Coupable
J'agis comme une coupable. Je baisse la tête, je ne dis pas un mot et j'avance. Nous sommes attachés les uns aux autres, cinq gardiens, Doc et moi. Dehors le soleil est cuisant, nous ne sommes pas habillés pour lui faire face. Je penses à Côme, j'espère qu'il va bien, je sais à quel point sa peau est fragile et j'ai peur que sa combinaison ne suffise pas. Lorsqu'un de nous tombe, il entraine avec lui tout les autres tant les liens qui nous relient sont courts. Nous sommes à peine nourri et l'eau qu'on nous cède est encore plus rare, ce qui rend le trajet plus difficile encore.
Enfin nous nous arrêtons pour la nuit, épuisés. Nous avons été placés à part du camp, les mains et pieds liés avec une seule et même corde. Disposés en couronne au pied d'un gros arbre nous ne pouvons pas nous apercevoir les uns les autres. Une partie de moi en est soulagée, mais l'autre se sent terriblement seule. Mais c'est ce que je suis : seule.

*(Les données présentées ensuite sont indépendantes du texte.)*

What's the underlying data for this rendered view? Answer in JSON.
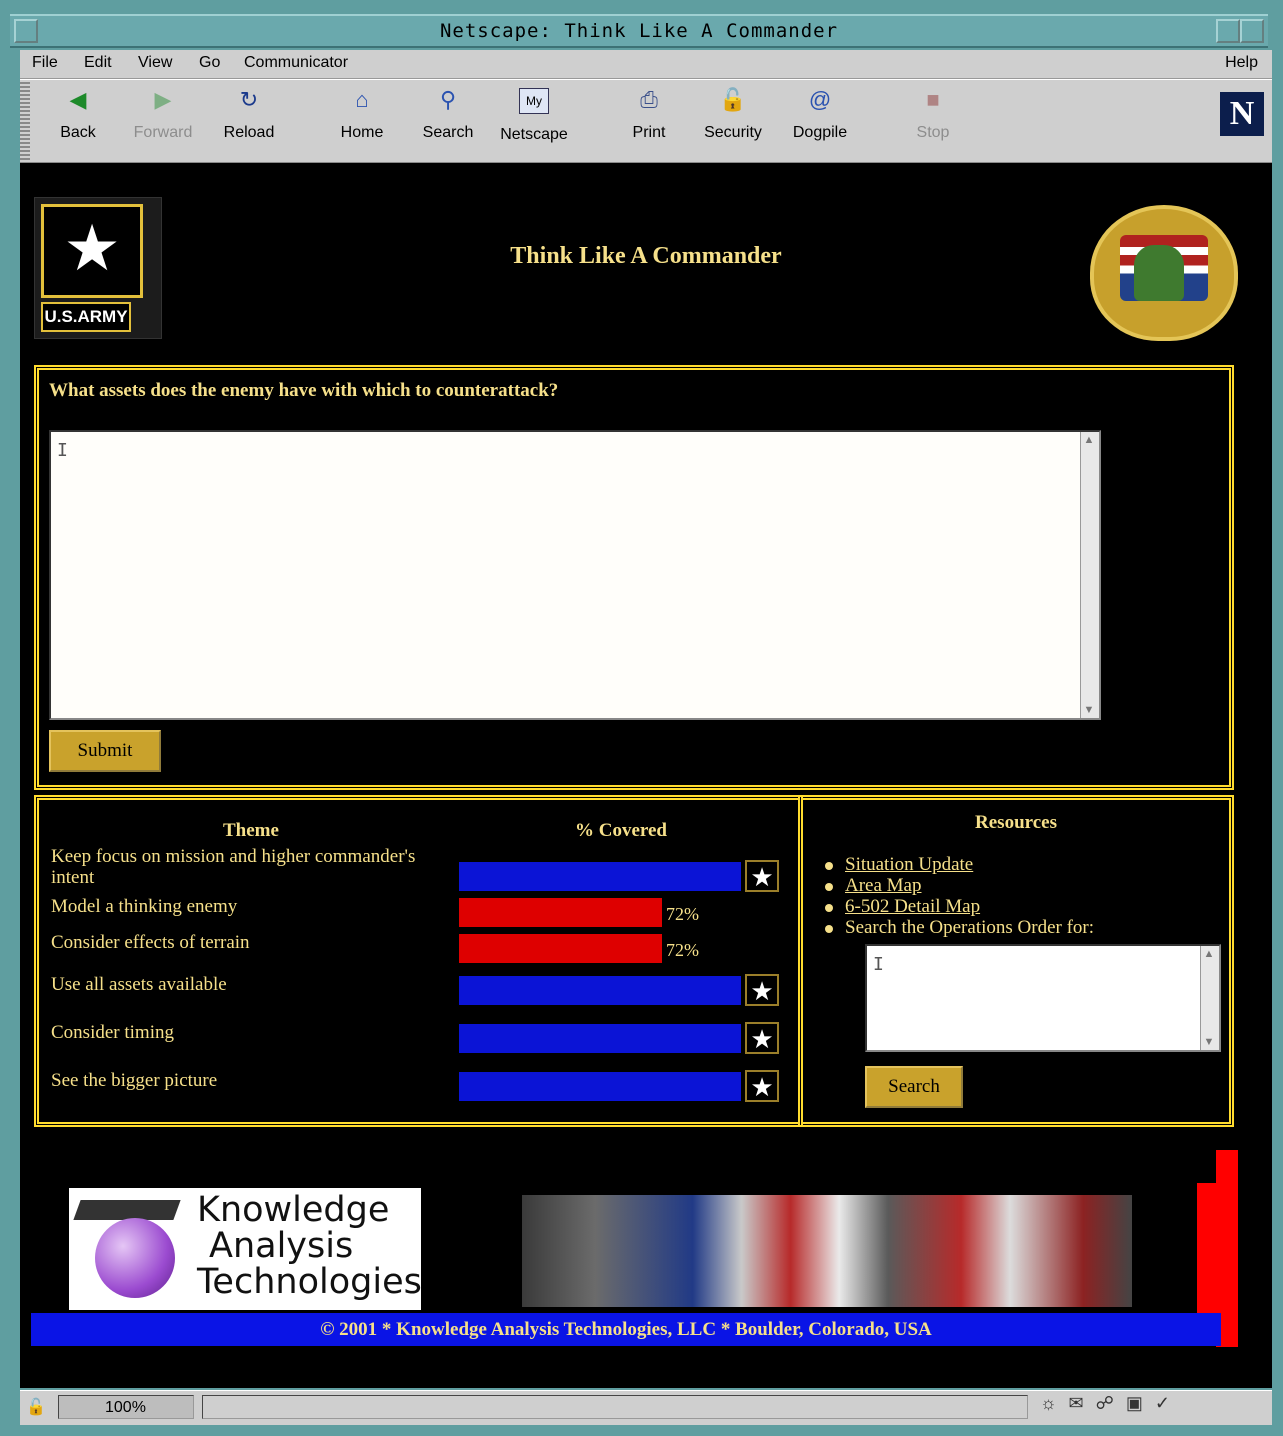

Je regarde la nuit, immense océan noir clouté de diamants. A certains endroits, la toile du ciel semble délavée, comme si le peintre malhabile avait laissé tombé de l'eau par mégarde. Je regarde tous ces petits points brillants dans la nuit. Elles sont magnifiques. Le ciel du désert est de loin la plus belle chose que j'aie vue. Je m'imprègne de ce sentiment de sérénité qui se dégage de ce tableau. J'aperçois un trait lumineux balayer la nuit avant de disparaître. Je reste quelques instant à scruter l'endroit ou il s'est éteint.
Je suis réveillée d'un coup de pied dans les côtes. Je me redresse en geignant. Il est bien loin le rêve rempli d'étoile de la veille. Le soleil est à peine levé que je le maudis déjà. Avant de nous mettre en marche j'aperçois la combinaison orangée de Come. J'esquisse un grand geste, ce qui n'a pour seul résultat que de faire lever les bras de toute la rangée. Je me prends un coup de coude du gardien derrière moi.

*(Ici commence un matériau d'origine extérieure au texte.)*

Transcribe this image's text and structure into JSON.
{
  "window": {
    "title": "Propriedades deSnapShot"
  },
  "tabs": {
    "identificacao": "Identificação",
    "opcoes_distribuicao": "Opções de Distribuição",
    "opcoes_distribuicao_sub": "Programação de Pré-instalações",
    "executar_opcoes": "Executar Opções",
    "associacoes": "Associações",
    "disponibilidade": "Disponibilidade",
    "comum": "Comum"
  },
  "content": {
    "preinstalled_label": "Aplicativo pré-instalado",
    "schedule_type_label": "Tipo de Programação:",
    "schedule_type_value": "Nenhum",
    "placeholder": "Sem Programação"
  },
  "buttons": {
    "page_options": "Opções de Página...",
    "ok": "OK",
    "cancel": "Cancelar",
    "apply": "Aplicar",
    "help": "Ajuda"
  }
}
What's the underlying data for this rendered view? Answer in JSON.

– Mais tu es dingue ou quoi ? Ils n'attendent qu'un prétexte pour nous abattre.
Je ne réponds pas, trop occupée à me dévisser le cou pour tenter de le voir de nouveau. Je croise quelques regards d'Exclus, mais ils détournent immédiatement les yeux. Je suis blessée. Je suis l'une des leurs et ils ne prennent pas la peine de me défendre ? Je me sens trahie. Je ravale mes larmes et avance comme on nous l'ordonne.
La faim me tiraille le ventre et me vrille l'estomac. Mes pieds me semblent lourds, et mes pas plus saccadés qu'au début de la journée. Je meurs de soif. Et ce soleil qui me brûle la peau ! Je suis bien heureuse d'avoir une blouse à manches longues sinon je serais couverte de coups de soleil. Je ne sais pas depuis combien de temps je marche ainsi, mais je sens un terrible mal de crâne monter. Pour me donner du courage, de la force pour me maintenir, je pense à Côme et Ayden. Oh... Ayden... Si je t'avais écouté, si j'avais été plus prudente et moins entêtée, je me serais épargnée bien des souffrances.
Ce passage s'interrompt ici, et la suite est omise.